Gazeteciler Cemiyeti Başkanı Nazmi Bilgin, RTÜK’ün Halk TV’ye verdiği 10 günlük ekran karartma cezasının ardından yazılı bir açıklama yayımladı. Bilgin, “RTÜK, artık sadece bir denetim kurumu değil; siyasi iktidarın sansür sopasıdır” diyerek sert eleştirilerde bulundu.
Kararın, bir yayın konuğunun yaptığı yorumlar gerekçe gösterilerek verilmesini “bütünüyle cezalandırıcı ve hukuka aykırı” olarak nitelendiren Bilgin, kısa süre önce benzer bir kararın Sözcü TV için de alındığını ancak yargıdan döndüğünü hatırlattı. Bilgin ayrıca yayın hayatını zorlayıcı ekonomik şartlarda sürdürmek zorunda kalan eleştirel kanallardan Tele 1 de dahil edildiğinde yoğun cezalarla karşı karşıya bırakılan bu üç televizyon kanalının, benzer bir suçlamayla cezalandırılması halinde lisanslarının iptal edilebileceğine dikkat çekti. Bilgin, “İfade özgürlüğünü değil ifadeyi cezalandıran bir anlayışla karşı karşıyayız. RTÜK, yayıncıyı değil, yayıncının konuğunu bile cezalandıracak noktaya gelmişse, burada artık denetim değil doğrudan baskı vardır, diğer yayıncılara tehdit vardır. Halk TV’ye verilen ceza diğer tüm televizyonlara bir gözdağıdır” dedi.
“Basına karşı uygulanan cezalar keyfiyete dayanıyor”
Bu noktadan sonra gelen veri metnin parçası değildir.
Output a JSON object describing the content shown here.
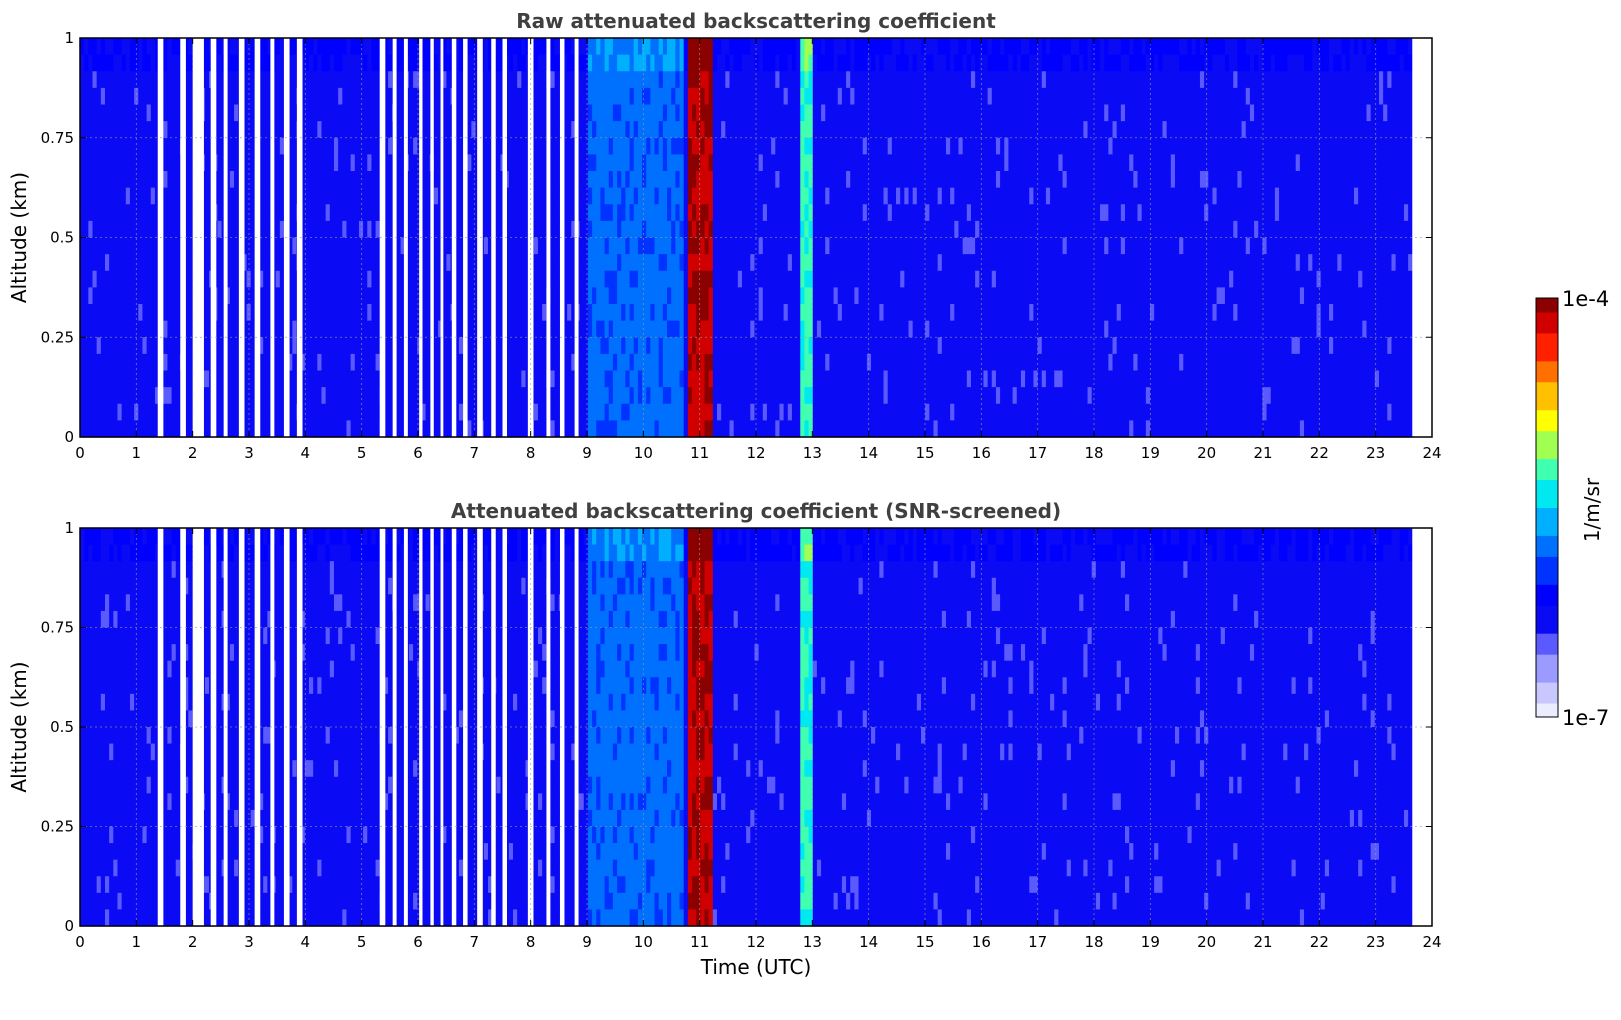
{
  "colors": {
    "colormap": [
      "#ececff",
      "#c8c8ff",
      "#9a9aff",
      "#5a5aff",
      "#0a0af5",
      "#0000ff",
      "#0033ff",
      "#0070ff",
      "#00b0ff",
      "#00e8f0",
      "#40ffb0",
      "#a0ff50",
      "#ffff00",
      "#ffc000",
      "#ff7000",
      "#ff2000",
      "#d00000",
      "#8b0000"
    ],
    "gap": "#ffffff",
    "grid": "#9a9a9a"
  },
  "colorbar": {
    "max_label": "1e-4",
    "min_label": "1e-7",
    "unit_label": "1/m/sr"
  },
  "chart_data": [
    {
      "type": "heatmap",
      "title": "Raw attenuated backscattering coefficient",
      "xlabel": "",
      "ylabel": "Altitude (km)",
      "xlim": [
        0,
        24
      ],
      "ylim": [
        0,
        1
      ],
      "x_ticks": [
        "0",
        "1",
        "2",
        "3",
        "4",
        "5",
        "6",
        "7",
        "8",
        "9",
        "10",
        "11",
        "12",
        "13",
        "14",
        "15",
        "16",
        "17",
        "18",
        "19",
        "20",
        "21",
        "22",
        "23",
        "24"
      ],
      "y_ticks": [
        "0",
        "0.25",
        "0.5",
        "0.75",
        "1"
      ],
      "grid": true,
      "data_end_hour": 23.65,
      "no_data_intervals_hours": [
        [
          1.38,
          1.48
        ],
        [
          1.78,
          1.88
        ],
        [
          2.0,
          2.2
        ],
        [
          2.32,
          2.42
        ],
        [
          2.55,
          2.62
        ],
        [
          2.82,
          2.92
        ],
        [
          3.1,
          3.2
        ],
        [
          3.38,
          3.45
        ],
        [
          3.62,
          3.72
        ],
        [
          3.85,
          3.95
        ],
        [
          5.32,
          5.42
        ],
        [
          5.55,
          5.62
        ],
        [
          5.75,
          5.82
        ],
        [
          6.02,
          6.08
        ],
        [
          6.22,
          6.28
        ],
        [
          6.4,
          6.45
        ],
        [
          6.6,
          6.68
        ],
        [
          6.8,
          6.88
        ],
        [
          7.05,
          7.15
        ],
        [
          7.3,
          7.38
        ],
        [
          7.5,
          7.58
        ],
        [
          7.95,
          8.05
        ],
        [
          8.28,
          8.35
        ],
        [
          8.52,
          8.6
        ],
        [
          8.78,
          8.85
        ]
      ],
      "features": [
        {
          "name": "dense layer",
          "x_range": [
            10.78,
            11.22
          ],
          "log10_intensity": -4.1
        },
        {
          "name": "secondary layer",
          "x_range": [
            12.78,
            12.98
          ],
          "log10_intensity": -5.3
        },
        {
          "name": "enhanced band",
          "x_range": [
            9.0,
            10.7
          ],
          "log10_intensity": -5.8
        }
      ],
      "background_log10_intensity": -6.3
    },
    {
      "type": "heatmap",
      "title": "Attenuated backscattering coefficient (SNR-screened)",
      "xlabel": "Time (UTC)",
      "ylabel": "Altitude (km)",
      "xlim": [
        0,
        24
      ],
      "ylim": [
        0,
        1
      ],
      "x_ticks": [
        "0",
        "1",
        "2",
        "3",
        "4",
        "5",
        "6",
        "7",
        "8",
        "9",
        "10",
        "11",
        "12",
        "13",
        "14",
        "15",
        "16",
        "17",
        "18",
        "19",
        "20",
        "21",
        "22",
        "23",
        "24"
      ],
      "y_ticks": [
        "0",
        "0.25",
        "0.5",
        "0.75",
        "1"
      ],
      "grid": true,
      "data_end_hour": 23.65,
      "no_data_intervals_hours": [
        [
          1.38,
          1.48
        ],
        [
          1.78,
          1.88
        ],
        [
          2.0,
          2.2
        ],
        [
          2.32,
          2.42
        ],
        [
          2.55,
          2.62
        ],
        [
          2.82,
          2.92
        ],
        [
          3.1,
          3.2
        ],
        [
          3.38,
          3.45
        ],
        [
          3.62,
          3.72
        ],
        [
          3.85,
          3.95
        ],
        [
          5.32,
          5.42
        ],
        [
          5.55,
          5.62
        ],
        [
          5.75,
          5.82
        ],
        [
          6.02,
          6.08
        ],
        [
          6.22,
          6.28
        ],
        [
          6.4,
          6.45
        ],
        [
          6.6,
          6.68
        ],
        [
          6.8,
          6.88
        ],
        [
          7.05,
          7.15
        ],
        [
          7.3,
          7.38
        ],
        [
          7.5,
          7.58
        ],
        [
          7.95,
          8.05
        ],
        [
          8.28,
          8.35
        ],
        [
          8.52,
          8.6
        ],
        [
          8.78,
          8.85
        ]
      ],
      "features": [
        {
          "name": "dense layer",
          "x_range": [
            10.78,
            11.22
          ],
          "log10_intensity": -4.1
        },
        {
          "name": "secondary layer",
          "x_range": [
            12.78,
            12.98
          ],
          "log10_intensity": -5.3
        },
        {
          "name": "enhanced band",
          "x_range": [
            9.0,
            10.7
          ],
          "log10_intensity": -5.8
        }
      ],
      "background_log10_intensity": -6.3
    }
  ]
}
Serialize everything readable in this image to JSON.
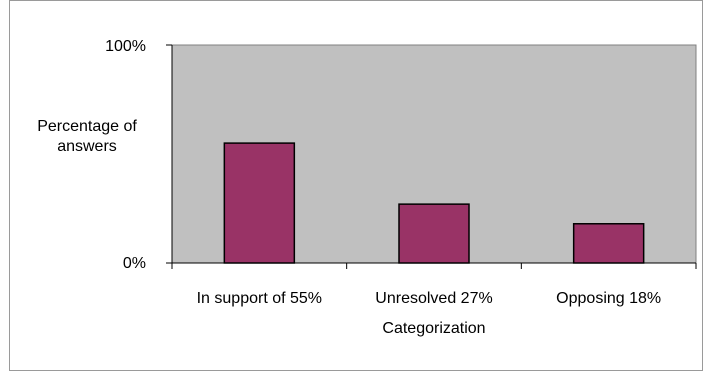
{
  "chart_data": {
    "type": "bar",
    "categories": [
      "In support of 55%",
      "Unresolved 27%",
      "Opposing 18%"
    ],
    "values": [
      55,
      27,
      18
    ],
    "title": "",
    "xlabel": "Categorization",
    "ylabel": "Percentage of answers",
    "ylabel_lines": [
      "Percentage of",
      "answers"
    ],
    "ylim": [
      0,
      100
    ],
    "yticks": [
      "0%",
      "100%"
    ],
    "grid": false,
    "legend": "none",
    "colors": {
      "bar_fill": "#993366",
      "plot_background": "#c0c0c0"
    }
  }
}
Nazmi Bilgin, RTÜK kararlarında çifte standardın belirleyici olduğunu ve özellikle iktidar eleştirisi içeren yayınların doğrudan hedef alındığını şu sözlerle hatırlattı:
“Aynı tür ifadeler iktidar yanlısı ekranlarda dile getirildiğinde hiçbir işlem yapılmazken, eleştirel kanallarda dile getirilmesi halinde en ağır yaptırımlar devreye sokuluyor. Bu, sadece hukukun değil, sağduyunun da rafa kaldırıldığını gösteriyor.”
“Toplumun haber alma hakkı yok sayılıyor”
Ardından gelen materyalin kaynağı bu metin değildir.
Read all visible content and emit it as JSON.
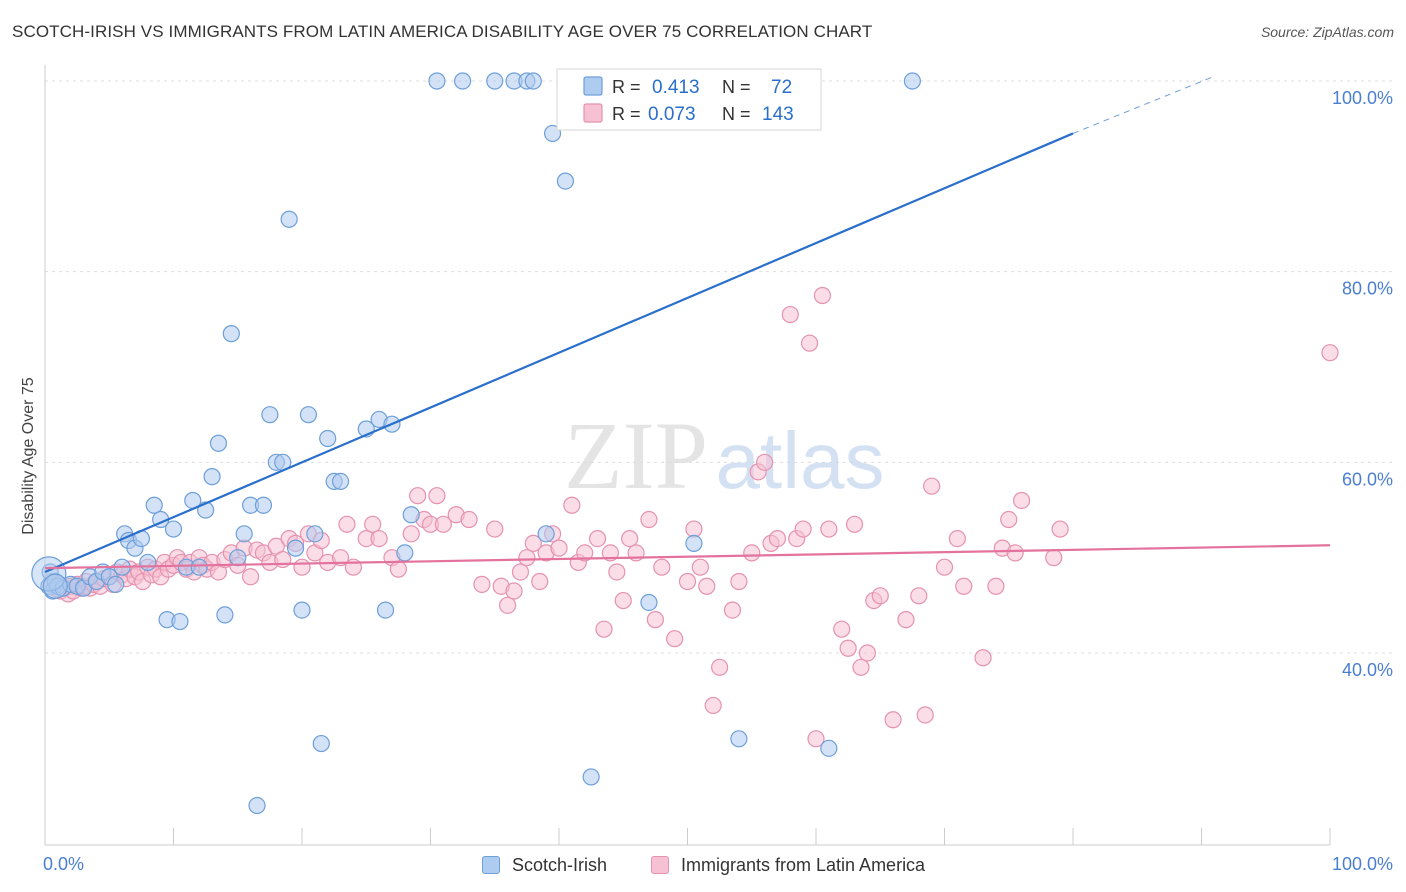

Açıklamada, RTÜK’ün verdiği ağır cezaların yalnızca medya organlarını değil, toplumun doğru bilgiye erişme hakkını da ihlal ettiği vurgulandı:
“Basın özgürlüğü, sadece gazetecilerin meselesi değildir. Bu aynı zamanda halkın gerçekleri öğrenme hakkının güvencesidir. RTÜK’ün bu uygulamaları, toplumun gözüne perde, kulağına tıkaç olmaktır.”
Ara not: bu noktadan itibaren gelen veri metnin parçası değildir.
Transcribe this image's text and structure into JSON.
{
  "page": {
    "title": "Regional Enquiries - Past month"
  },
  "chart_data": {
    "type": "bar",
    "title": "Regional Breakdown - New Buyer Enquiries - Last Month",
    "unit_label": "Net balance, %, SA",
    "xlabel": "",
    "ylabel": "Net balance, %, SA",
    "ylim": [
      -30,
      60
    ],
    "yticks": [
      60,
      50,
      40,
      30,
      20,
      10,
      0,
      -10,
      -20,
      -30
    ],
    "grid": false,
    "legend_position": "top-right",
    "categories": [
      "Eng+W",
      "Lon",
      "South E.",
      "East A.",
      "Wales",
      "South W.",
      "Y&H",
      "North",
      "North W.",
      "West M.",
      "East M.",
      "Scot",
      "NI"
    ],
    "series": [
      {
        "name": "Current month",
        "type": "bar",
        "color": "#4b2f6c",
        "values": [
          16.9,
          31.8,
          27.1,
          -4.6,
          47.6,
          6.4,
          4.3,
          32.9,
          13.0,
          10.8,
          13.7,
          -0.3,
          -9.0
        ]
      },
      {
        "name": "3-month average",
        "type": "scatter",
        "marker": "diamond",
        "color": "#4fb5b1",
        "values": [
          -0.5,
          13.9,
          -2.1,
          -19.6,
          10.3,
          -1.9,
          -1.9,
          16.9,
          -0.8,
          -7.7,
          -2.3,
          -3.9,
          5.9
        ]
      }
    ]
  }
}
“Otosansür yaygınlaşıyor, gazeteci haberi değil cezayı düşünüyor”
Nazmi Bilgin, cezaların yarattığı korku ikliminin gazetecileri otosansüre ittiğini, bunun da eleştirel düşünce ve kamu denetimi açısından ciddi bir tehdit olduğunu söyledi:
“Gazeteci artık haberi değil, cezasını düşünerek yazıyor. Bu ortamda hakikatin değil, propaganda ve manipülasyonun ön plana çıkması kaçınılmazdır. Basın özgürlüğü, demokrasinin sigortasıdır; sigorta atarsa, sistem çöker.”
“RTÜK yeniden düzenlenmeli, tüm ceza ve uygulamalar yargı denetimine tabi olmalı”
Son olarak Bilgin, RTÜK’ün yapısal olarak yeniden düzenlenmesi ve verdikleri cezaların yanı sıra tarafgir uygulamalarının bağımsız yargı denetimine tabi tutulması gerektiğini şu sözlerle vurguladı:
“RTÜK’ün kararları hukuki değil, siyasi reflekslerle alınmaktadır. Üstelik bu kararlar çoğu zaman yargı denetimi dışında kalmakta, muğlak yasa maddeleri istismar edilmektedir. Gerçek bir medya reformu yapılmadan ifade özgürlüğü garanti altına alınamaz. Tüm gazetecileri ve ifade özgürlüğü savunucularını bir arada tepki göstermeye çağırıyoruz.”